Hailey’s silent argument with Starr over Tumblr highlights the insidious racism that forces Starr to tone herself down at Williamson. Hailey’s unfollowing of Starr’s Tumblr is an act of silencing. While Starr does not talk about black issues at Williamson, she does on her Tumblr, meaning that by unfollowing Starr, Hailey avoids having to listen to Starr’s experiences as a black girl because they make her feel uncomfortable. Hailey and Starr rarely see each other outside of school because Hailey’s parents will not allow her to visit Garden Heights; they believe it to be dangerous based on stereotypes about black neighborhoods. Therefore, by eliminating the digital space of their friendship where Starr can be more open, Hailey only listens to Williamson Starr, who puts energy into shrinking herself and following Hailey’s lead. When Starr says she worries this means that Hailey does not like her anymore, she ignores the truth that Hailey has only ever liked a self-censored version of Starr.
Read more about how stereotypes often end up hurting the Black community.
Starr has a negative reaction to Chris taking her hand because she realizes that Chris’s whiteness makes him part of the same system as One-Fifteen, which is a society that privileges white lives over black ones. Although Chris cannot help being white, Starr still must deal with the violent effects of white supremacy, epitomized by Khalil’s death. Importantly, Starr recognizes the weight of Chris’s whiteness while he raps because rap is a specifically black cultural form. Chris’s understanding of Starr’s blackness comes from their mutual love of black cultural touchstones like rap music and “The Fresh Prince of Bel-Air,” but these interests do not make him black or automatically understanding of Starr’s experiences. Starr still hasn’t told him about Natasha, meaning that Chris does not yet have Starr’s perspective on the difficult parts of black experience.
Read more about “The Fresh Prince of Bel-Air” as a motif.
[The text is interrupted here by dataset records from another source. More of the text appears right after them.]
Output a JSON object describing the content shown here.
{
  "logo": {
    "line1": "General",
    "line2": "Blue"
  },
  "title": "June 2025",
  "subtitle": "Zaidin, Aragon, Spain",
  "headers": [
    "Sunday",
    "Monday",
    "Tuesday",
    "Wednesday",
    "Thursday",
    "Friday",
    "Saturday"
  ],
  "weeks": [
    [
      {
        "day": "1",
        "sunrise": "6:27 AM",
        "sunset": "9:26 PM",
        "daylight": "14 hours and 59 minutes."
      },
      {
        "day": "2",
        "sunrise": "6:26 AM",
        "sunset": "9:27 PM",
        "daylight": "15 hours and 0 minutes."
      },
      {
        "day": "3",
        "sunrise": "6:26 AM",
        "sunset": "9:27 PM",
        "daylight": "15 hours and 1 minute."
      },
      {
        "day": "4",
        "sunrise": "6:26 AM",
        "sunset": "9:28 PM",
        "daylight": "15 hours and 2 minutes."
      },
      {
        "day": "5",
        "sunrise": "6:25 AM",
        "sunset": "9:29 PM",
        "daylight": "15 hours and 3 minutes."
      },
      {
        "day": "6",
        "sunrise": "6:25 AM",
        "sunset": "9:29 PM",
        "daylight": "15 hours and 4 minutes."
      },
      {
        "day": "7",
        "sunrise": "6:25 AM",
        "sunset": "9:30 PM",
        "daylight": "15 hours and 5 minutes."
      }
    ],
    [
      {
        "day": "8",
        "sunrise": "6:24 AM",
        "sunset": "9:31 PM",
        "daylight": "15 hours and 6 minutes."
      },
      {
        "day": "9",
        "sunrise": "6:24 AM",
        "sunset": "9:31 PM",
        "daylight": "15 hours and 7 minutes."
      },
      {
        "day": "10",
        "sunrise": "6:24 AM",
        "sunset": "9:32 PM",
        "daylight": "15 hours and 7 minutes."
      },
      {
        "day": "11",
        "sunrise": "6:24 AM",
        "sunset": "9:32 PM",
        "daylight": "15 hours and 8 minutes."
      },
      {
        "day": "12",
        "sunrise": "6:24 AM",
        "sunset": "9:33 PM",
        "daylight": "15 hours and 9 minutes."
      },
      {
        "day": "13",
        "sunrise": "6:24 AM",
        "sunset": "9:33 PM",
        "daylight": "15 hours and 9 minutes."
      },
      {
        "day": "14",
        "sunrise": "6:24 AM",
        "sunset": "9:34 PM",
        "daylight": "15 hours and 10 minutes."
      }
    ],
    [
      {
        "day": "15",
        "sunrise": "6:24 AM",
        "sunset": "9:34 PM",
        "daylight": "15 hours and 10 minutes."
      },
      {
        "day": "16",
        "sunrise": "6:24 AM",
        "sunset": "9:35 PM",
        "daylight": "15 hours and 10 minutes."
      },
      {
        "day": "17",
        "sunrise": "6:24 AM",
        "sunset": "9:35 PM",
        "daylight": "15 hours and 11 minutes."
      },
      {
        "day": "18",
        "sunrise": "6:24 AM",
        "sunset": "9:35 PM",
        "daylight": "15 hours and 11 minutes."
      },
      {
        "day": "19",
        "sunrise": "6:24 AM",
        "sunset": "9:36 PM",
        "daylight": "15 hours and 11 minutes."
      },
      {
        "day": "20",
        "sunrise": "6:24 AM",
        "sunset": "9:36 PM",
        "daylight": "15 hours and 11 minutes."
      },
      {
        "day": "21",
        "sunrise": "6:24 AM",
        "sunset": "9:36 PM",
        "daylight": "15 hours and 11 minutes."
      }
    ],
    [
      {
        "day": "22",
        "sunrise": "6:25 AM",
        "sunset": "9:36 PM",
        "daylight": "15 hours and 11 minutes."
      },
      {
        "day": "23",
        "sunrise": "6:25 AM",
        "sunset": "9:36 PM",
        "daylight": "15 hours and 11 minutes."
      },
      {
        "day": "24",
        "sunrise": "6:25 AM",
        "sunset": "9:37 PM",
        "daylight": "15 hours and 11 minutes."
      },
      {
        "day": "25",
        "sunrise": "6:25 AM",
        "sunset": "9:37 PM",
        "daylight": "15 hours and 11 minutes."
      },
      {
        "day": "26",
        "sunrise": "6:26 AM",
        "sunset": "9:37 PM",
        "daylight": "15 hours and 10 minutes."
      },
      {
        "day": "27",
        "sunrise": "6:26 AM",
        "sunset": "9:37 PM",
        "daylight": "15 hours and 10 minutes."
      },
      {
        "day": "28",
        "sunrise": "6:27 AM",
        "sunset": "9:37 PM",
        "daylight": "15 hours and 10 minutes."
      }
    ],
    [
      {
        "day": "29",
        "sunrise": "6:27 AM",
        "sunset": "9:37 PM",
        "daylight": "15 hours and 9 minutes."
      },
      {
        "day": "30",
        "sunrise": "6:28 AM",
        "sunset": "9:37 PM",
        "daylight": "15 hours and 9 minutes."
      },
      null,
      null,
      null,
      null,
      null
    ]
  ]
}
Lisa’s strong objection to Starr’s anger at Brenda expands the theme of the dehumanization of black people through stereotypes from the previous chapters. Starr’s reaction to Brenda is accusatory and reductive, functioning as if Brenda’s addiction erases the ways she was a mother to Khalil. This line of thinking parallels the way Khalil’s drug dealing overshadows everything else about his death. Lisa’s reaction makes it clear to both Starr and the readers that a person’s life and circumstances cannot be so easily erased and that it is unfair to demand perfection to deserve compassion and justice. Lisa reminds Starr that Brenda was indeed imperfect, but being a perfect or even good mother to Khalil was not necessary for Brenda to feel grief over Khalil’s death.
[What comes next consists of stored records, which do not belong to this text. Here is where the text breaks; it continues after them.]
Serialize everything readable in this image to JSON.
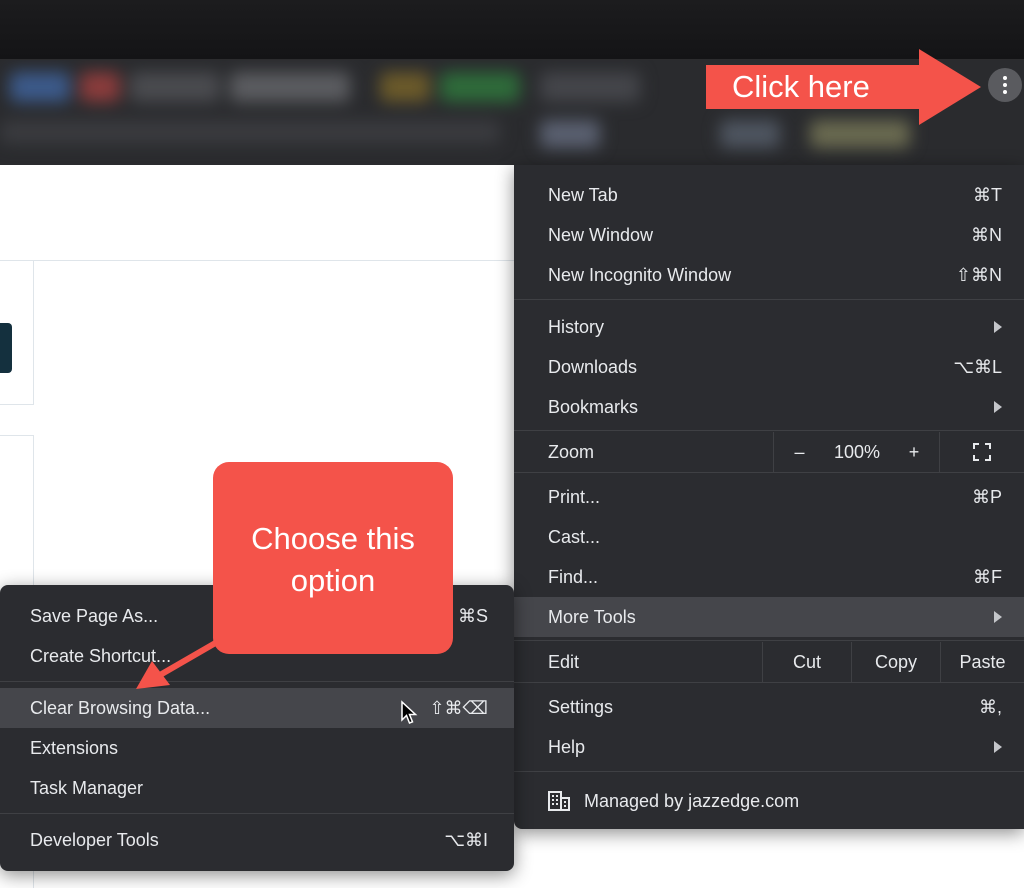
{
  "colors": {
    "menu_bg": "#2b2c30",
    "menu_highlight": "#45464b",
    "menu_text": "#e8eaed",
    "annotation": "#f4534a",
    "toolbar_bg": "#2a2b2e"
  },
  "toolbar": {
    "menu_button_icon": "kebab-icon"
  },
  "annotations": {
    "click_here": "Click here",
    "choose_line1": "Choose this",
    "choose_line2": "option"
  },
  "main_menu": {
    "new_tab": {
      "label": "New Tab",
      "shortcut": "⌘T"
    },
    "new_window": {
      "label": "New Window",
      "shortcut": "⌘N"
    },
    "new_incognito": {
      "label": "New Incognito Window",
      "shortcut": "⇧⌘N"
    },
    "history": {
      "label": "History"
    },
    "downloads": {
      "label": "Downloads",
      "shortcut": "⌥⌘L"
    },
    "bookmarks": {
      "label": "Bookmarks"
    },
    "zoom": {
      "label": "Zoom",
      "minus": "–",
      "value": "100%",
      "plus": "+",
      "fullscreen_icon": "fullscreen-icon"
    },
    "print": {
      "label": "Print...",
      "shortcut": "⌘P"
    },
    "cast": {
      "label": "Cast..."
    },
    "find": {
      "label": "Find...",
      "shortcut": "⌘F"
    },
    "more_tools": {
      "label": "More Tools"
    },
    "edit": {
      "label": "Edit",
      "cut": "Cut",
      "copy": "Copy",
      "paste": "Paste"
    },
    "settings": {
      "label": "Settings",
      "shortcut": "⌘,"
    },
    "help": {
      "label": "Help"
    },
    "managed": {
      "label": "Managed by jazzedge.com",
      "icon": "building-icon"
    }
  },
  "more_tools_menu": {
    "save_page": {
      "label": "Save Page As...",
      "shortcut": "⌘S"
    },
    "create_shortcut": {
      "label": "Create Shortcut..."
    },
    "clear_browsing": {
      "label": "Clear Browsing Data...",
      "shortcut": "⇧⌘⌫"
    },
    "extensions": {
      "label": "Extensions"
    },
    "task_manager": {
      "label": "Task Manager"
    },
    "developer_tools": {
      "label": "Developer Tools",
      "shortcut": "⌥⌘I"
    }
  }
}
The accusatory nature of Officer Gomez’s questions demonstrates that the investigation has shifted from an inquiry into a death to a race to find justification for One-Fifteen. Officer Gomez first devalues Khalil’s life by calling the shooting an incident. The word “incident”—as opposed to “shooting” or “death”—minimizes what happened because an incident does not imply a clear victim, and therefore denies Khalil’s victimhood. Starr’s constant vigilance over her tone throughout the interview shows that she does not trust Officer Gomez’s intentions. Thomas emphasizes this through Starr’s pointed code-switching to Williamson Starr, and the anger Starr feels toward herself every time her politeness slips. Starr uses her Williamson persona because she does not want to give Officer Gomez any excuse to disregard her. Similarly, Starr dodges admitting Khalil dealt drugs because she understands that the stereotype will be weaponized against him, eliminating any hope of justice.